Restée sur place
L’écrivaine María Cecilia Barbetta a trouvé sa seconde patrie en Allemagne. Elle décrit comment cela s’est passé.
« Zu-rück-blei-ben! Zurückbleiben!!! » (restez éloignés de la bordure du quai, là où vous êtes). Ce ton de commandement me paralyse. Je suis effrayée et reste immobile. Les portes se ferment et le métro dans lequel j’aurais aimé monter et qui conduit à l’université repart ; moi - comme on me l’a ordonné – je suis la seule à rester sur le quai. Et cela fait maintenant 23 ans que je vis à Berlin. J’aurai bientôt passé la moitié de ma vie ici bien qu’à l’époque, en octobre 1996, je n’y étais venue que pour la durée de ma thèse. Quelle est la raison qui m’a conduite à m’enraciner en Allemagne au lieu de retourner en Argentine après avoir obtenu mon doctorat, comme j’en avais l’intention ? Retourner à Buenos Aires auprès de ma famille dont les origines sont en Italie et au Liban – mais pas ici. En aucun cas les ordres du personnel du métro constamment renouvelés ne peuvent m’avoir fait changer d’avis – même si eux aussi, les fonctionnaires à Berlin, changent d’avis un jour ou l’autre. Qui ne connaît pas les annonces automatiques amicales ?
Les prospectus de Munich annoncent une « métropole internationale au grand cœur ». Après la phase d’adaptation à Berlin, j’étais persuadée que le slogan officiel qui ennoblissait la capitale de la Bavière pouvait s’appliquer à tout le pays. En ces temps lointains, l’Allemagne avait un grand cœur pour les animaux, pour les enfants et pour moi. Je me sentais bien accueillie – par des collègues qui m’interrogeaient sur mon pays, par des passants auxquels je demandais mon chemin pour aller à une librairie pour les femmes ou au cinéma. Ce que, en tant que personne socialisée en Amérique du Sud, je considérais comme une attitude distante ou un obstacle au contact, s’est avéré être du respect ou le souhait de mon interlocuteur de se concentrer pour réfléchir sérieusement à ceci ou à cela. La grande responsabilité et solidarité des femmes sûres d’elles qui, contrairement aux Argentines, n’attachaient aucune importance à l’épilation ou au maquillage par conviction politique, ont forcé mon admiration. Je suis restée en Allemagne, car tout ce qui m’entourait était fascinant et demandait à être appris : l’analyse critique, le respect d’autrui et le sentiment de liberté.

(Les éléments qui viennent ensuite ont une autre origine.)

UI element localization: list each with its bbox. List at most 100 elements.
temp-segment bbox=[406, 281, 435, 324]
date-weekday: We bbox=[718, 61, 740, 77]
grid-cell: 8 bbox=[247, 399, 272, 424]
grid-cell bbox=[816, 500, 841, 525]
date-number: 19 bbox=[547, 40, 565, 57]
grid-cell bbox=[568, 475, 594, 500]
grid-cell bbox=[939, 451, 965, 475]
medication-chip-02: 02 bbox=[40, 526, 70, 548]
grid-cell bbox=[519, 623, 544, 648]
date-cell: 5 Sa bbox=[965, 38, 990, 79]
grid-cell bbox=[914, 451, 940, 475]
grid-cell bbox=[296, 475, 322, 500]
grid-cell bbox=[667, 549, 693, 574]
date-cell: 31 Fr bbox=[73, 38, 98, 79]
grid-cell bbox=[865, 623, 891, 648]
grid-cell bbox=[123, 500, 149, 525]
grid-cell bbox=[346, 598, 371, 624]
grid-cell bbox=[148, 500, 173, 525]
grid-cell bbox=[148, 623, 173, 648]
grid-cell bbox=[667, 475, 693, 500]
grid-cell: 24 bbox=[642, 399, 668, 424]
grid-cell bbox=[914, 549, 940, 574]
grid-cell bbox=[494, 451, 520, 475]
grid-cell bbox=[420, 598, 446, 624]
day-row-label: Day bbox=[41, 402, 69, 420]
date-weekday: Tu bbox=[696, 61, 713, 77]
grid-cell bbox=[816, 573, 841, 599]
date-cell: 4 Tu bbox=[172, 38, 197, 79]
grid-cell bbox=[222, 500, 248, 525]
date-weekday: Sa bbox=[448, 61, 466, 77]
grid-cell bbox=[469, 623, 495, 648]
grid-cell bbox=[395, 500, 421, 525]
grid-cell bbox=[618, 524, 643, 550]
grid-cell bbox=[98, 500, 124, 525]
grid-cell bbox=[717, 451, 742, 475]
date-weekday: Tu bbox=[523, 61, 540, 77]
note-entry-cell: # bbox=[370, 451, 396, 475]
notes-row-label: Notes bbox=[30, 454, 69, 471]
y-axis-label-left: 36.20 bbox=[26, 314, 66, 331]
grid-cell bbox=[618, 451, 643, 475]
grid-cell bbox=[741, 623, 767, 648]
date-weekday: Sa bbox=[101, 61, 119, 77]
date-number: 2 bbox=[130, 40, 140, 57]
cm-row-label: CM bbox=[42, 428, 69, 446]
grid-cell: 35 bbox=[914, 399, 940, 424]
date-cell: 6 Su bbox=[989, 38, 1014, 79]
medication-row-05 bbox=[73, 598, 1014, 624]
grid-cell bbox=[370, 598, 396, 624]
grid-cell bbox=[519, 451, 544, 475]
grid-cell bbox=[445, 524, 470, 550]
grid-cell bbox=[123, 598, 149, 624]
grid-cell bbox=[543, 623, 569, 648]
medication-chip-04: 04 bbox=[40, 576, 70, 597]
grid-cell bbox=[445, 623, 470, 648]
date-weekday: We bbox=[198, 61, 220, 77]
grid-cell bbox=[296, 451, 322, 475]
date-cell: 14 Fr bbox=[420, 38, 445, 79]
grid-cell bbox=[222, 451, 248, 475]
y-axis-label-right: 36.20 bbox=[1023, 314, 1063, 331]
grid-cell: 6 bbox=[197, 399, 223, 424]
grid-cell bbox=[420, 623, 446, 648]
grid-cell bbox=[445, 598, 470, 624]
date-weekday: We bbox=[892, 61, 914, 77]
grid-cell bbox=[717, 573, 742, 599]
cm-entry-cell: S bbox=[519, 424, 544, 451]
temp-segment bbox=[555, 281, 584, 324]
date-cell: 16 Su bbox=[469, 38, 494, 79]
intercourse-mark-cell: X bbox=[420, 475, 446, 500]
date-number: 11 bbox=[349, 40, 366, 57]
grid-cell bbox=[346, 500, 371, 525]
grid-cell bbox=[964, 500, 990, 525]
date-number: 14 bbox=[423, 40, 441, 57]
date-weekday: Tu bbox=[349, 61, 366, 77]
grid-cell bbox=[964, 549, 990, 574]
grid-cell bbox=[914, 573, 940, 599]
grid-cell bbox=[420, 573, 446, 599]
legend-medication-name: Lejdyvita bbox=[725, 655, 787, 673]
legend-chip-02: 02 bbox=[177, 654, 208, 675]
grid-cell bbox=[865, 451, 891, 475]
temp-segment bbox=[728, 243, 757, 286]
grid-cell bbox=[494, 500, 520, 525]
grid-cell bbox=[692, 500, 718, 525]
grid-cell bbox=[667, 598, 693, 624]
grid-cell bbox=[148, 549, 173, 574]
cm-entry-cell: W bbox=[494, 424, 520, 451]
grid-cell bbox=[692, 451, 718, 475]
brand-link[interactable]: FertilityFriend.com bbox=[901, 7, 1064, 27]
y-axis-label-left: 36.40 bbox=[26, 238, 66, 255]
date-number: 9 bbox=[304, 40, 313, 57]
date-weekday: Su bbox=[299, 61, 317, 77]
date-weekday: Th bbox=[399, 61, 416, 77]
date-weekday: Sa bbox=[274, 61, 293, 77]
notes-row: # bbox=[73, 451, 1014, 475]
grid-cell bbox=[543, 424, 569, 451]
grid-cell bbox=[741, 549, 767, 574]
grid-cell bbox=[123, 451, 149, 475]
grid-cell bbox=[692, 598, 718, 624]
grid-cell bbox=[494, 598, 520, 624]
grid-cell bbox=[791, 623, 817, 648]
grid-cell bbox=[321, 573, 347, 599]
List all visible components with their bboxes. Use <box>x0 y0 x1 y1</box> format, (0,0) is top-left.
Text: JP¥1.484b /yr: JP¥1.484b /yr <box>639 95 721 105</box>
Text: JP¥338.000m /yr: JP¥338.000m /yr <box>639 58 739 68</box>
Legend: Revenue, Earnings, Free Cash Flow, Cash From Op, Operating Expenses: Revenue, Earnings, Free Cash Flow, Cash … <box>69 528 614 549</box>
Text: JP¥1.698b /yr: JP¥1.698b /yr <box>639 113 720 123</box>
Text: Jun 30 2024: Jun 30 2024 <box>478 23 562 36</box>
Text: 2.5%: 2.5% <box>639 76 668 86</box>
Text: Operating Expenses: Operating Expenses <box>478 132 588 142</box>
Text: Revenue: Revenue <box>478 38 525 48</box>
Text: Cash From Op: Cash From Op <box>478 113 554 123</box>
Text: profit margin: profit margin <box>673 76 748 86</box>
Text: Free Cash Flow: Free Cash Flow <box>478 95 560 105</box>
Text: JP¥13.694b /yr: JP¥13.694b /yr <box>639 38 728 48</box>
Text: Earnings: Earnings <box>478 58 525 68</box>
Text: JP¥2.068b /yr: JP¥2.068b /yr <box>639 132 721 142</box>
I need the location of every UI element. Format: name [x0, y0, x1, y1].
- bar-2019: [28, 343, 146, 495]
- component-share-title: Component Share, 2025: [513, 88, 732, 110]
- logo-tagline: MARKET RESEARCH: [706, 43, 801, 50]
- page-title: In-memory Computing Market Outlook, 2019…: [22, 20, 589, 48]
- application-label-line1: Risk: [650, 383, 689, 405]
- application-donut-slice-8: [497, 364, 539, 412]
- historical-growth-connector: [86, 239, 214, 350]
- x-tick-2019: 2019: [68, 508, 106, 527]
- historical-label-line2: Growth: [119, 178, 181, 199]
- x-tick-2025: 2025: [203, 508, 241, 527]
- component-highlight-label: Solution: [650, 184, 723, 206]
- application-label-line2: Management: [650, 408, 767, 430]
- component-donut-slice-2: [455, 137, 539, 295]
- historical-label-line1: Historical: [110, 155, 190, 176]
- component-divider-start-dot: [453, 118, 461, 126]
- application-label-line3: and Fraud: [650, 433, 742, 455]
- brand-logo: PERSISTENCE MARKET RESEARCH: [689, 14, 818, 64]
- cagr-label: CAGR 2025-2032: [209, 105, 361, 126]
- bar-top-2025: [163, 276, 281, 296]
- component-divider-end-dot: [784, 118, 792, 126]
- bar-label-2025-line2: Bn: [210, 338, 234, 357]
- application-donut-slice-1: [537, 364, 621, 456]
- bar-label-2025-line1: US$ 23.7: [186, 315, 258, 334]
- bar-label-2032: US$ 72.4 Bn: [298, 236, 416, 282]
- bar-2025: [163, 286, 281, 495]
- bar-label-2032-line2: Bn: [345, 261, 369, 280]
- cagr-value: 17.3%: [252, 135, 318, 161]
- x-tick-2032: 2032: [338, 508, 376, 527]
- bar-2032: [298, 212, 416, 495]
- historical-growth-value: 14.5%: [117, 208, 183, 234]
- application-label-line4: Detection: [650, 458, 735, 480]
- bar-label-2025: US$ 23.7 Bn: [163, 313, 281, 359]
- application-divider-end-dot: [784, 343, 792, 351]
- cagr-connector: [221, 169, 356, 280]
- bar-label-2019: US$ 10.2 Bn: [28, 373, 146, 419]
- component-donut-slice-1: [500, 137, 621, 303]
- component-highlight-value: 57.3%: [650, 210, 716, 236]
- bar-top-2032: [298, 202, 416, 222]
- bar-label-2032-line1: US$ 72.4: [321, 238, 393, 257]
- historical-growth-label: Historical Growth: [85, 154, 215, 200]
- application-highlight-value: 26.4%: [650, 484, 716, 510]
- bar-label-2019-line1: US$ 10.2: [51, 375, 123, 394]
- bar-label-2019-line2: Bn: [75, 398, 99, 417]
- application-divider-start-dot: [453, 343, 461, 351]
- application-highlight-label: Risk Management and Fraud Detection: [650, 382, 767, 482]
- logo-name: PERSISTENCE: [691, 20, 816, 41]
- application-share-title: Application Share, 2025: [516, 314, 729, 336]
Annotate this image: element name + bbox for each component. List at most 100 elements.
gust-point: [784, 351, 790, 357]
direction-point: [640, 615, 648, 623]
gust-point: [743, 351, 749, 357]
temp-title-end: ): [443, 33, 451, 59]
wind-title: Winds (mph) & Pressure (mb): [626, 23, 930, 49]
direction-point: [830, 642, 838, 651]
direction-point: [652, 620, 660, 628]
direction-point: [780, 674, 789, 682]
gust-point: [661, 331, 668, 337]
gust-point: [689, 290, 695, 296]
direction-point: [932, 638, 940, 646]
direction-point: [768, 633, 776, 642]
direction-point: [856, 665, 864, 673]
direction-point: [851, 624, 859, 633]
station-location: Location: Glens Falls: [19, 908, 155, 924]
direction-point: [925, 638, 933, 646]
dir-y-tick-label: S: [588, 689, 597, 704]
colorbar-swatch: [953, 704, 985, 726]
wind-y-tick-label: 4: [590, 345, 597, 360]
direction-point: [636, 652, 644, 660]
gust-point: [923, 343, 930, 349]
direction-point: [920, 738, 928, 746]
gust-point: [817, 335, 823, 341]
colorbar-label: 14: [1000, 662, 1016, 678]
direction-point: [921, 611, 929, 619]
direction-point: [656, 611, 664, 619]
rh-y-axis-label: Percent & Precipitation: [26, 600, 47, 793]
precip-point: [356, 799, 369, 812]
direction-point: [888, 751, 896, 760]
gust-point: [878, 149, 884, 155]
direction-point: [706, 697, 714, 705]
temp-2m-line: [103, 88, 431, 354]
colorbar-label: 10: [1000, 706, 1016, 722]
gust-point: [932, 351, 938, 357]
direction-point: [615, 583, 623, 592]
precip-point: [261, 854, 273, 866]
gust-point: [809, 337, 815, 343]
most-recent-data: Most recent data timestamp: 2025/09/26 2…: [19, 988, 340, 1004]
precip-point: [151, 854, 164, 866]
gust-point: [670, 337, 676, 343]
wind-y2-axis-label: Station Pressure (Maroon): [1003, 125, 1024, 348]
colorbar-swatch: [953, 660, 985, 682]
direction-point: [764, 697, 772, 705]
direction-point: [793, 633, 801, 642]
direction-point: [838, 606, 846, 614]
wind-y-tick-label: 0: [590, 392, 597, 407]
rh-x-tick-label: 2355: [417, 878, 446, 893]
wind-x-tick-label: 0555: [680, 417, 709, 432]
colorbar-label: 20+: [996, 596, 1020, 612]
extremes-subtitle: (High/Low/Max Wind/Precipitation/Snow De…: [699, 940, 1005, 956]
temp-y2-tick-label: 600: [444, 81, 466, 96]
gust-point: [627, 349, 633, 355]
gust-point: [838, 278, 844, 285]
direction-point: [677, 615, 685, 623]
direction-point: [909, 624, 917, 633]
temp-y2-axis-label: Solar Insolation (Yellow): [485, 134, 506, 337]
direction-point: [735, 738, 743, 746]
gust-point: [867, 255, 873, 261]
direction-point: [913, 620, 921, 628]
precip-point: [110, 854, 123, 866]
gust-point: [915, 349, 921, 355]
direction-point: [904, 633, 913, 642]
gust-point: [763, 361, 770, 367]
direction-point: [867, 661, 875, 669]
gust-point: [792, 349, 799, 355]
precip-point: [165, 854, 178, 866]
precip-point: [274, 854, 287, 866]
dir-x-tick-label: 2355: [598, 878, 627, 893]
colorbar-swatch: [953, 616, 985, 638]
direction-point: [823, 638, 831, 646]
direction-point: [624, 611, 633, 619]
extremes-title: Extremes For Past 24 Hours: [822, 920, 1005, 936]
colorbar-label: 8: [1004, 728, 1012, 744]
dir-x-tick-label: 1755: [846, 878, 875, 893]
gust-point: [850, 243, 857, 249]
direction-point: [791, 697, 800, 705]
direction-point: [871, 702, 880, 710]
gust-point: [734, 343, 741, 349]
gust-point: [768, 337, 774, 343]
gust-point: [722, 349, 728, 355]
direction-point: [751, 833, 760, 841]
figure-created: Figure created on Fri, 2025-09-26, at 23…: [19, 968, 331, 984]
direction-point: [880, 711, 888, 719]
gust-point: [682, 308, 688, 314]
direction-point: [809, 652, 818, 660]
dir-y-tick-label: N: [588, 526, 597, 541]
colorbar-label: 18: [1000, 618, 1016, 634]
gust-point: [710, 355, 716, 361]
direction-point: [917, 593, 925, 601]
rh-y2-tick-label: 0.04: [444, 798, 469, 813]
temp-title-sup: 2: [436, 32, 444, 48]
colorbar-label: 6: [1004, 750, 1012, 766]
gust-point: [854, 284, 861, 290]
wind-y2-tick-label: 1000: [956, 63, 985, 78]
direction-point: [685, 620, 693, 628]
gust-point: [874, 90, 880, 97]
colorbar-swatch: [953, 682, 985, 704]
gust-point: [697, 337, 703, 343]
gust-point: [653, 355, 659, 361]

J’ai beaucoup changé – l’Allemagne aussi. Récemment, j’ai été comme paralysée – mais autrement qu’à mon arrivée. Dans un super-marché, avec mon chariot, j’avais doublé celui d’un jeune homme et sa fille. Il m’a demandé ce qui me prenait de le doubler. « Tu n’es même pas de Berlin ! » Il me tutoyait alors qu’auparavant j’avais fait des efforts pour oublier l’habitude argentine de tutoyer. Si, entre-temps, nous négocions à grande et petite échelle l’appartenances des personnes, je suis favorable à placer les limites là où elles doivent être. J’ai vouvoyé le jeune père pour que Berlin et Munich, Dresde et Hambourg, Leipzig et Bonn restent les villes cosmopolites où les immigrés peuvent vivre et travailler - ceux qui, tout comme toi et moi, ont un grand cœur pour l’Allemagne.
María Cecilia Barbetta est née à Buenos Aires en 1972 ; elle a grandi dans le quartier d’immigrants Ballester, où se passe son roman « Nachleutchen » et où elle a fréquenté une école germano-argentine. En 1996 elle s’est installée à Berlin où elle est restée. Son premier roman « Änderungsschneiderei Los Milagros » (2008) a été récompensé, entre autres, par le prix «aspekte-Literaturpreis ». Son second roman sur la veille d’un bouleversement politique, « Nachtleuchten » (2018) lui a valu de recevoir le prix Alfred Döblin et le prix Chamisso/Hellerau. En octobre 2018, le roman s’est placé au second rang des best-sellers de la chaîne Südwestrundfunk et a été sélectionné pour le Prix du livre allemand. María Cecilia Barbetta écrit en allemand.